One shouldn’t be surprised that this and other similar questions about the identity of this man are impossible to answer. Too much bias on the part of the participants of his historical record, to the point that some of the recorded “facts” about him are utterly incongruous and ridiculous, to put it mildly.

It is even impossible to say whether he might have been the real Tsarevich Dmitri Ivanovich, Ivan Grozny’s youngest son, semi-miraculously escaping death at Uglich and taken into protective custody by some brave and bold strategic planner. History gives us no definitive answers, and because we have sharply conflicting testimonies from both his biased Western friends and Russian foes, a reasonable composite picture of him is simply unavailable.

We know that he was smart and well-educated, but this gives us no key to his real identity. As the Tsar, he seems to have done a lot of good things for a lot of people, but all of them apparently for the selfish motive of gaining himself supporters in a place where he had more sworn enemies than he could handle. In essence, we can say that he was used and then disposed of, these two stages corresponding to his rise and fall.

Most Russian historians are hostile toward him, pointing out his selfishness, reckless disregard for Russia’s customs and basic sensibilities, etc. Other historians, probably simply out of the spirit of ad contrarium are suggesting that he may have been a good ruler, opening up Russia to the West, and thus envisaging Peter’s reforms a century later, which looks to me like a very big overstatement.
My opinion of him remains objectively negative: I see no good coming to Russia on the sharpened points of Polish pikes. To me, he is Grishka Otrepyev of Pushkin and Mussorgsky, but not because I am eager to buy this particular version over all others. All others are moot to me, and historically even the Grishka Otrepyev version is trivial to me as well. (But of course not so aesthetically, as the reader knows already.)

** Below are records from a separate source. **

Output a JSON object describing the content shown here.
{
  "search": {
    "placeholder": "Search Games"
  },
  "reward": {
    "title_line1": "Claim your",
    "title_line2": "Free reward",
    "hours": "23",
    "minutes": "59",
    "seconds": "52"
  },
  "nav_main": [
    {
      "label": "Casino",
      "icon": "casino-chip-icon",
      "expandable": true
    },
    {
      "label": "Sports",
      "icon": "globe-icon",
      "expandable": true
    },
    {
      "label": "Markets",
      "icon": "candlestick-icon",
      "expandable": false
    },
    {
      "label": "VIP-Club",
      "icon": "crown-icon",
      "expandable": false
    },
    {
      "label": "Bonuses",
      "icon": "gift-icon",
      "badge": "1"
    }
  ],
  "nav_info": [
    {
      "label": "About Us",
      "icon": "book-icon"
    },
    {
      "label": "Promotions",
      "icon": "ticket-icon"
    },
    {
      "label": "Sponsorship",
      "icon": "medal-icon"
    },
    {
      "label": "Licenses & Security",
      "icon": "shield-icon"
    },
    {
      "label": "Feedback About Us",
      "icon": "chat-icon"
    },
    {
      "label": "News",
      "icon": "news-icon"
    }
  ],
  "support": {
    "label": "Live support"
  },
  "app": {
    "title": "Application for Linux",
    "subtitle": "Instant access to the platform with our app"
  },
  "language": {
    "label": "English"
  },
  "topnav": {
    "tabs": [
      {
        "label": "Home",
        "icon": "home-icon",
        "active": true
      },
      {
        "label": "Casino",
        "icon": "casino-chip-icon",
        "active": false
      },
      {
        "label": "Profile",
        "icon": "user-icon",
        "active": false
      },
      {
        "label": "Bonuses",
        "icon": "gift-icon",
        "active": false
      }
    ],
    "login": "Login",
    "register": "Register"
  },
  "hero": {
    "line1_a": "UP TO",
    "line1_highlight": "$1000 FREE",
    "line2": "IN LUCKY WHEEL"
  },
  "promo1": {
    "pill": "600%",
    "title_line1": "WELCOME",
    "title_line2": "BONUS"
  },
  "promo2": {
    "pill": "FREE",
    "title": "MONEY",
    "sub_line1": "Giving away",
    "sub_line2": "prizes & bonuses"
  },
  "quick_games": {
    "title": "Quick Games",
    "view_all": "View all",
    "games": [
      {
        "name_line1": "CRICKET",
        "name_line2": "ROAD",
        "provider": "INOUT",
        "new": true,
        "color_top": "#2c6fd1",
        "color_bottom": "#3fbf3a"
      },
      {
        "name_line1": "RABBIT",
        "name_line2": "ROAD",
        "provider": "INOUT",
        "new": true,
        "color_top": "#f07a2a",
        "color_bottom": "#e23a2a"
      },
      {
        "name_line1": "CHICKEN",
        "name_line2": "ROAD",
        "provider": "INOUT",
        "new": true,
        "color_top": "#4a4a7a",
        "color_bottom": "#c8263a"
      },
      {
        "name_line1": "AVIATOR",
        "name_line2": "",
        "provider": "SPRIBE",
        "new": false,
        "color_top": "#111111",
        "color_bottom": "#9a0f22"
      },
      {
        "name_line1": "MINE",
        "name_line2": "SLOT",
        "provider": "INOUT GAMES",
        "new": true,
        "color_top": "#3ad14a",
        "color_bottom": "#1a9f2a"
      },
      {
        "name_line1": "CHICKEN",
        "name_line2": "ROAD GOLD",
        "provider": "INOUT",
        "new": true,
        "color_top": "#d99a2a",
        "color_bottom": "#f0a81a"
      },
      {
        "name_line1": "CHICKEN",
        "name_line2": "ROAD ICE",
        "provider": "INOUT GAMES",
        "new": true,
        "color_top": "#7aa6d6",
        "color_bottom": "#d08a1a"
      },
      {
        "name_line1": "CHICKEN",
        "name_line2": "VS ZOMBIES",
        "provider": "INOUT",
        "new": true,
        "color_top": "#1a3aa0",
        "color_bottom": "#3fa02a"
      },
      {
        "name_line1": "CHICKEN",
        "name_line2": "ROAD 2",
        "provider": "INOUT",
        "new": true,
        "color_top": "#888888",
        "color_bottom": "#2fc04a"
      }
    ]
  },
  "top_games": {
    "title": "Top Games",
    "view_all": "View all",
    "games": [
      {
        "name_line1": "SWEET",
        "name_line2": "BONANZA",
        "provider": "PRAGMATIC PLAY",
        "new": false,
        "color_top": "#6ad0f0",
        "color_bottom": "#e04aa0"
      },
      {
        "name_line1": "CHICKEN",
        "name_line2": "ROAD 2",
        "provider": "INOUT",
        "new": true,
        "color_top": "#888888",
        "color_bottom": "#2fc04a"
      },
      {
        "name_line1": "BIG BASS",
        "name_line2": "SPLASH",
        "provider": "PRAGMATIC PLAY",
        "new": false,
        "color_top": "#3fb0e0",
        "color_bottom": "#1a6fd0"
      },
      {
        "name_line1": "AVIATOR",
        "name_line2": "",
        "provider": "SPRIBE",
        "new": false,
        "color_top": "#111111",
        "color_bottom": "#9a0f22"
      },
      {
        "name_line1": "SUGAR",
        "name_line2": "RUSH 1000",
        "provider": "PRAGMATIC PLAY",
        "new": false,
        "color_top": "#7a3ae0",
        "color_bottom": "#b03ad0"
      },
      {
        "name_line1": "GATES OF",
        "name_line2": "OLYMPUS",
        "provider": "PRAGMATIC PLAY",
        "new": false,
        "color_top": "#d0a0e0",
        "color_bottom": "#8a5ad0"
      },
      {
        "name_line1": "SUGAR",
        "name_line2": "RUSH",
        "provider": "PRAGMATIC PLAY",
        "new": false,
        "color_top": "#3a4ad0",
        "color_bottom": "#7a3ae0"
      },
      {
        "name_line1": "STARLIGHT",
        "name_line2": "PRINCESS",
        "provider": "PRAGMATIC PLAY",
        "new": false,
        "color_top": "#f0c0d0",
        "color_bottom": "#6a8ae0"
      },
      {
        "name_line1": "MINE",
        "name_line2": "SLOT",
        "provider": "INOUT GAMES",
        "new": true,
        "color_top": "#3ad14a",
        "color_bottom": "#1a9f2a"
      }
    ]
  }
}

Yet "Grishka Otrepyev" carries certain intrinsic connotations which are completely in tune with the concept of the Time of Troubles as such. I believe that this concept refers to a difficult transitional period in the history of Russia, which is so much negatively charged that nothing positive can be ascribed to it, except that Minin and Pozharsky, and Ivan Susanin, and so many other Russian national heroes, had helped to bring an end to it, and good riddance!

Thus, I repeat, the sordid name of Grishka Otrepyev, associated in the Russian language with “filthy rags,” and even “trash,” has become for me an apt metaphor for this whole bizarre period of Russian history which has been chronologically imprecisely, and rather confusingly, labeled as “The Time of Troubles.”